Aku kira kesadaran untuk mengeksploitasi POV margasatwa dalam Postcards From The Zoo datang secara organik, karena Edwin benar-benar lebur dalam dunia rekaannya. Menjadi suatu hal yang alami jika ia kemudian mencoba melihat dunia dari sudut pandang margasatwa, karena yang ingin ia amati adalah pengunjung-pengunjung mereka. Dan ia juga terbantu karena investigasinya lebih ambisius, ia ingin tahu lebih banyak tentang problem-problem manusia daripada sekedar apa yang tidak dibicarakan ketika membicarakan cinta (apa yang tidak dibicarakan ketika membicarakan Prometheus, identitas, dan alienasi?), sehingga ia mungkin dipaksa juga untuk menggunakan semua jurus yang ia punya.
Seperti ada kemalasan atau ketakutan dalam WTDTAWTTAL untuk menggali lebih dalam permasalahan manusia. Alternate universes yang digembar-gemborkan/dibangga-banggakan itu semua menggambarkan milieu yang sama. Sevel Melawai di tengah malam tanpa balita gelandangan yang biasanya masih mengais sampah di depannya, pesta dansa RuRu yang ditransplant ke dalam SLB menjadi Malam Perpisahan, kaos-kaos @nicsap yang terlalu Portobello Market daripada Blok M Square. Karena gaze yang dangkal terhadap dunia, metafor-metafor visual film ini pun jadi klise pula: berbagi-bagi warna kepada anak-anak buta dalam bentuk rainbow cake (O delicious irony!), menyisir rambut sebagai metafor pursuit for beauty via mahkota wanita (rambut sebagai metafor selaput dara?), ballet sebagai metafor keborjuisgengsian kelas menengah Jakarta (kasihan ballet diseret-seret terus jadi metafor keborjuisan!).
Sebenarnya ada satu scene yang cukup menyentuh bagiku. Waktu alterego Anggun Priambodo naik motor tengah malam keluar dari terowongan (Senen?) dan ia menegakkan badannya berdiri di atas foot pegs motor bebek vintagenya. Sebagai seseorang yang naik motor juga keliling Jakarta, sering sekali kalau lagi naik motor tengah malam aku juga ingin lepas tangan saja dan berselancar di atas motorku membiarkan bau got dan angin dingin Jakarta menerpa wajah. Rasanya mungkin akan seperti kebebasan. Namun kenapa yang naik motor di film ini harus seorang anak hipster RuRu dengan helm dan motor bebek vintage? Kenapa tidak seorang bapak-bapak kurir berjas Ramayana Motor Ciledug di atas Honda Supradit? Apa gunanya alternate universes di film ini jika tidak ada alternatif selain kehidupan pseudo-hipster?

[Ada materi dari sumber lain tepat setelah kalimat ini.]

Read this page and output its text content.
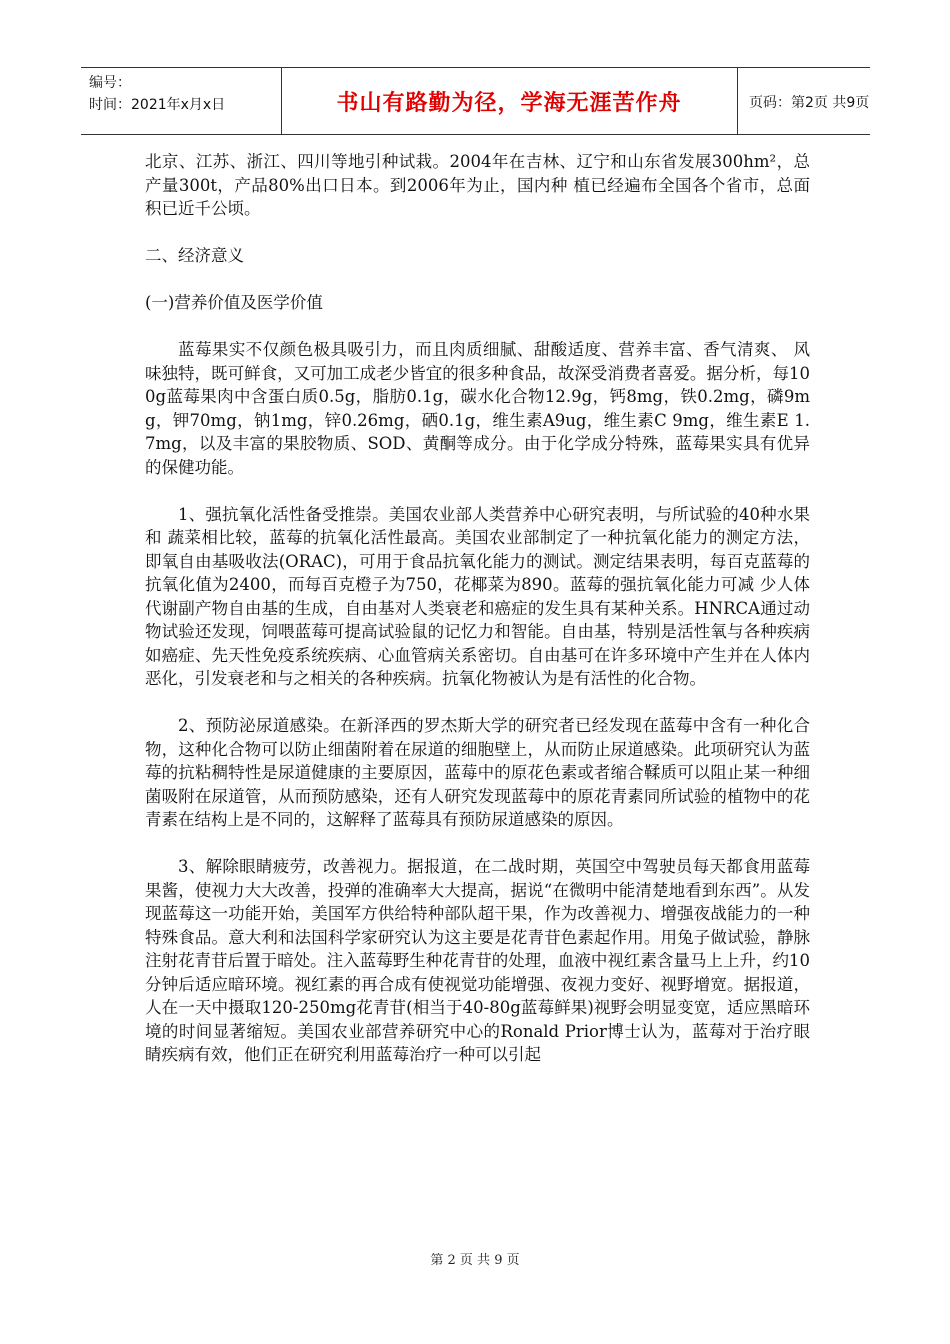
编号：
时间：2021年x月x日	书山有路勤为径，学海无涯苦作舟	页码：第2页 共9页

北京、江苏、浙江、四川等地引种试栽。2004年在吉林、辽宁和山东省发展300hm²，总产量300t，产品80%出口日本。到2006年为止，国内种 植已经遍布全国各个省市，总面积已近千公顷。

二、经济意义

(一)营养价值及医学价值

蓝莓果实不仅颜色极具吸引力，而且肉质细腻、甜酸适度、营养丰富、香气清爽、 风味独特，既可鲜食，又可加工成老少皆宜的很多种食品，故深受消费者喜爱。据分析，每100g蓝莓果肉中含蛋白质0.5g，脂肪0.1g，碳水化合物12.9g，钙8mg，铁0.2mg，磷9mg，钾70mg，钠1mg，锌0.26mg，硒0.1g，维生素A9ug，维生素C 9mg，维生素E 1.7mg，以及丰富的果胶物质、SOD、黄酮等成分。由于化学成分特殊，蓝莓果实具有优异的保健功能。

1、强抗氧化活性备受推崇。美国农业部人类营养中心研究表明，与所试验的40种水果和 蔬菜相比较，蓝莓的抗氧化活性最高。美国农业部制定了一种抗氧化能力的测定方法，即氧自由基吸收法(ORAC)，可用于食品抗氧化能力的测试。测定结果表明，每百克蓝莓的抗氧化值为2400，而每百克橙子为750，花椰菜为890。蓝莓的强抗氧化能力可减 少人体代谢副产物自由基的生成，自由基对人类衰老和癌症的发生具有某种关系。HNRCA通过动物试验还发现，饲喂蓝莓可提高试验鼠的记忆力和智能。自由基，特别是活性氧与各种疾病如癌症、先天性免疫系统疾病、心血管病关系密切。自由基可在许多环境中产生并在人体内恶化，引发衰老和与之相关的各种疾病。抗氧化物被认为是有活性的化合物。

2、预防泌尿道感染。在新泽西的罗杰斯大学的研究者已经发现在蓝莓中含有一种化合物，这种化合物可以防止细菌附着在尿道的细胞壁上，从而防止尿道感染。此项研究认为蓝莓的抗粘稠特性是尿道健康的主要原因，蓝莓中的原花色素或者缩合鞣质可以阻止某一种细菌吸附在尿道管，从而预防感染，还有人研究发现蓝莓中的原花青素同所试验的植物中的花青素在结构上是不同的，这解释了蓝莓具有预防尿道感染的原因。

3、解除眼睛疲劳，改善视力。据报道，在二战时期，英国空中驾驶员每天都食用蓝莓果酱，使视力大大改善，投弹的准确率大大提高，据说“在微明中能清楚地看到东西”。从发现蓝莓这一功能开始，美国军方供给特种部队超干果，作为改善视力、增强夜战能力的一种特殊食品。意大利和法国科学家研究认为这主要是花青苷色素起作用。用兔子做试验，静脉注射花青苷后置于暗处。注入蓝莓野生种花青苷的处理，血液中视红素含量马上上升，约10分钟后适应暗环境。视红素的再合成有使视觉功能增强、夜视力变好、视野增宽。据报道，人在一天中摄取120-250mg花青苷(相当于40-80g蓝莓鲜果)视野会明显变宽，适应黑暗环境的时间显著缩短。美国农业部营养研究中心的Ronald Prior博士认为，蓝莓对于治疗眼睛疾病有效，他们正在研究利用蓝莓治疗一种可以引起

第 2 页 共 9 页
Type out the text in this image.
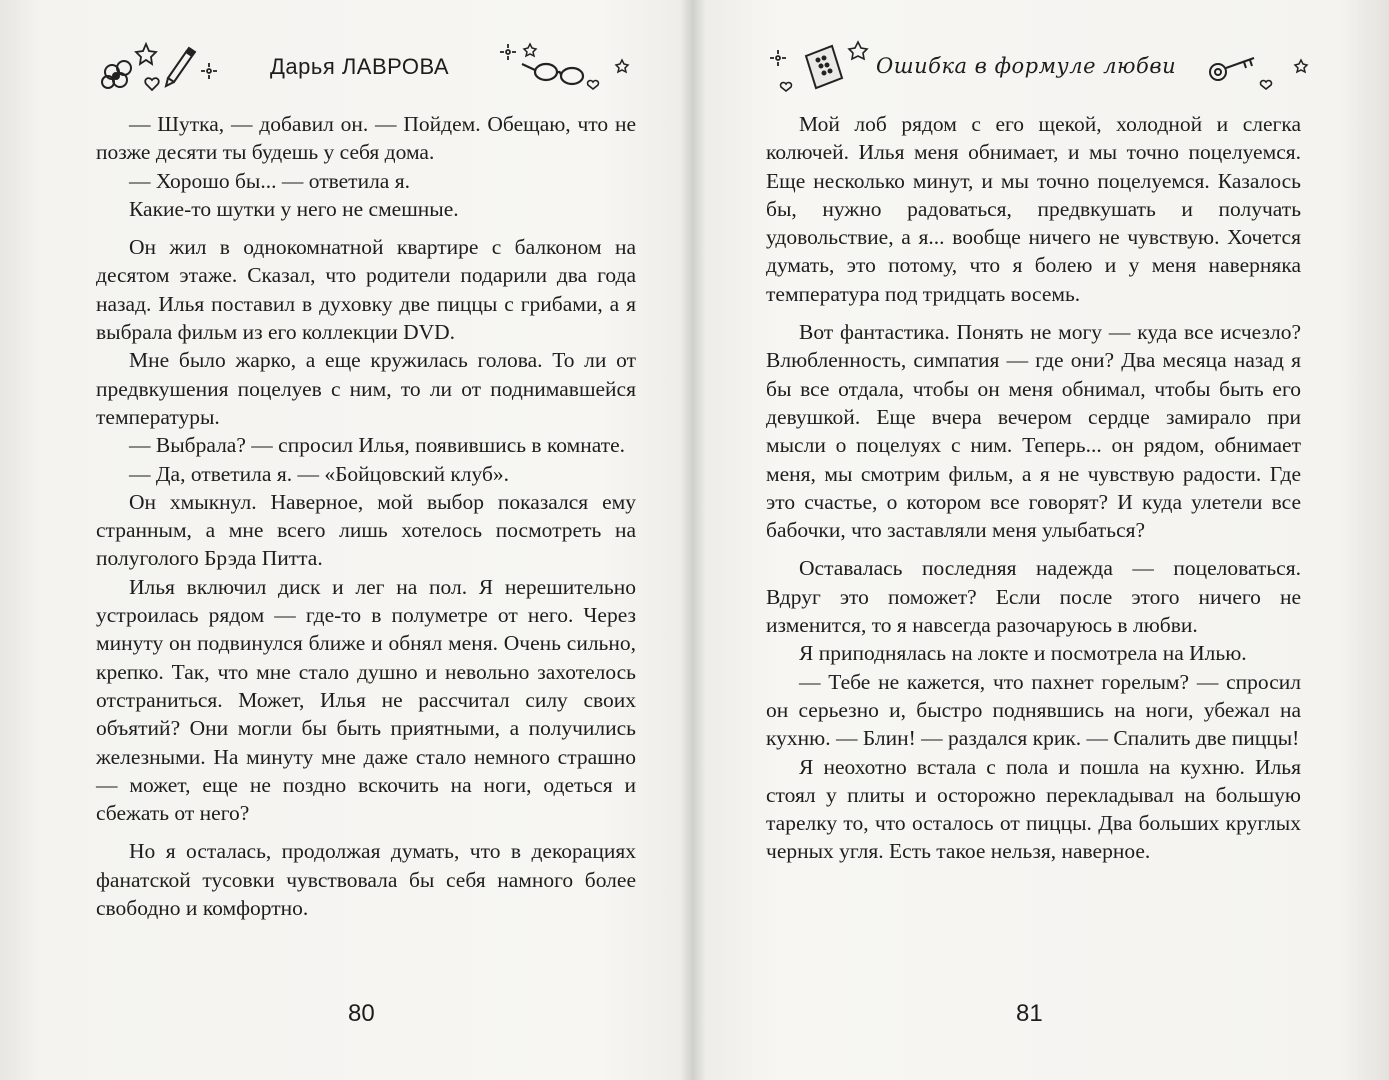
Дарья ЛАВРОВА

— Шутка, — добавил он. — Пойдем. Обещаю, что не позже десяти ты будешь у себя дома.

— Хорошо бы... — ответила я.

Какие-то шутки у него не смешные.

Он жил в однокомнатной квартире с балконом на десятом этаже. Сказал, что родители подарили два года назад. Илья поставил в духовку две пиццы с грибами, а я выбрала фильм из его коллекции DVD.

Мне было жарко, а еще кружилась голова. То ли от предвкушения поцелуев с ним, то ли от поднимавшейся температуры.

— Выбрала? — спросил Илья, появившись в комнате.

— Да, ответила я. — «Бойцовский клуб».

Он хмыкнул. Наверное, мой выбор показался ему странным, а мне всего лишь хотелось посмотреть на полуголого Брэда Питта.

Илья включил диск и лег на пол. Я нерешительно устроилась рядом — где-то в полуметре от него. Через минуту он подвинулся ближе и обнял меня. Очень сильно, крепко. Так, что мне стало душно и невольно захотелось отстраниться. Может, Илья не рассчитал силу своих объятий? Они могли бы быть приятными, а получились железными. На минуту мне даже стало немного страшно — может, еще не поздно вскочить на ноги, одеться и сбежать от него?

Но я осталась, продолжая думать, что в декорациях фанатской тусовки чувствовала бы себя намного более свободно и комфортно.

80
Ошибка в формуле любви

Мой лоб рядом с его щекой, холодной и слегка колючей. Илья меня обнимает, и мы точно поцелуемся. Еще несколько минут, и мы точно поцелуемся. Казалось бы, нужно радоваться, предвкушать и получать удовольствие, а я... вообще ничего не чувствую. Хочется думать, это потому, что я болею и у меня наверняка температура под тридцать восемь.

Вот фантастика. Понять не могу — куда все исчезло? Влюбленность, симпатия — где они? Два месяца назад я бы все отдала, чтобы он меня обнимал, чтобы быть его девушкой. Еще вчера вечером сердце замирало при мысли о поцелуях с ним. Теперь... он рядом, обнимает меня, мы смотрим фильм, а я не чувствую радости. Где это счастье, о котором все говорят? И куда улетели все бабочки, что заставляли меня улыбаться?

Оставалась последняя надежда — поцеловаться. Вдруг это поможет? Если после этого ничего не изменится, то я навсегда разочаруюсь в любви.

Я приподнялась на локте и посмотрела на Илью.

— Тебе не кажется, что пахнет горелым? — спросил он серьезно и, быстро поднявшись на ноги, убежал на кухню. — Блин! — раздался крик. — Спалить две пиццы!

Я неохотно встала с пола и пошла на кухню. Илья стоял у плиты и осторожно перекладывал на большую тарелку то, что осталось от пиццы. Два больших круглых черных угля. Есть такое нельзя, наверное.

81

Rasanya, yang tidak dibicarakan ketika membicarakan cinta bukan cuma narsisisme kelas menengah Jakarta saja? Namun kemudian aku membaca ini di Twitter:

Oke deh, mungkin life experience anak gaul Jakarta sekarang begitu miskinnya sehingga mereka harus mendapatkan makanan pengganti kehidupan dari film yang dibikin oleh teman-teman mereka sendiri. Semacam narsisisme solipsistik akut yang trada obatnya. Good luck.
Tambahan (16 Mei 2020): waktu menulis review ini aku belum membaca wawancara Mouly dengan Adrian “Pekerja Teks Komersil” Jonathan di Film Indonesia. Masih ragu dengan bourgeois-gaze Mouly? Silakan baca quote di bawah ini:
“Tadi saya cerita ada anak yang senang banget sama ST12; itu bisa terjadi karena mereka sesenang itu sama musik. Hal itu yang saya coba suntikkan dalam Don’t Talk Love dalam sejumlah adegan semi-musikal. Pakai lagu Burung Camar karena musik pop. Kalau pakai lagu ST12, kok nggak enak ya didengarnya, makanya pakai lagu lawas. (Tertawa)”
(TERTAWA NGAKAK)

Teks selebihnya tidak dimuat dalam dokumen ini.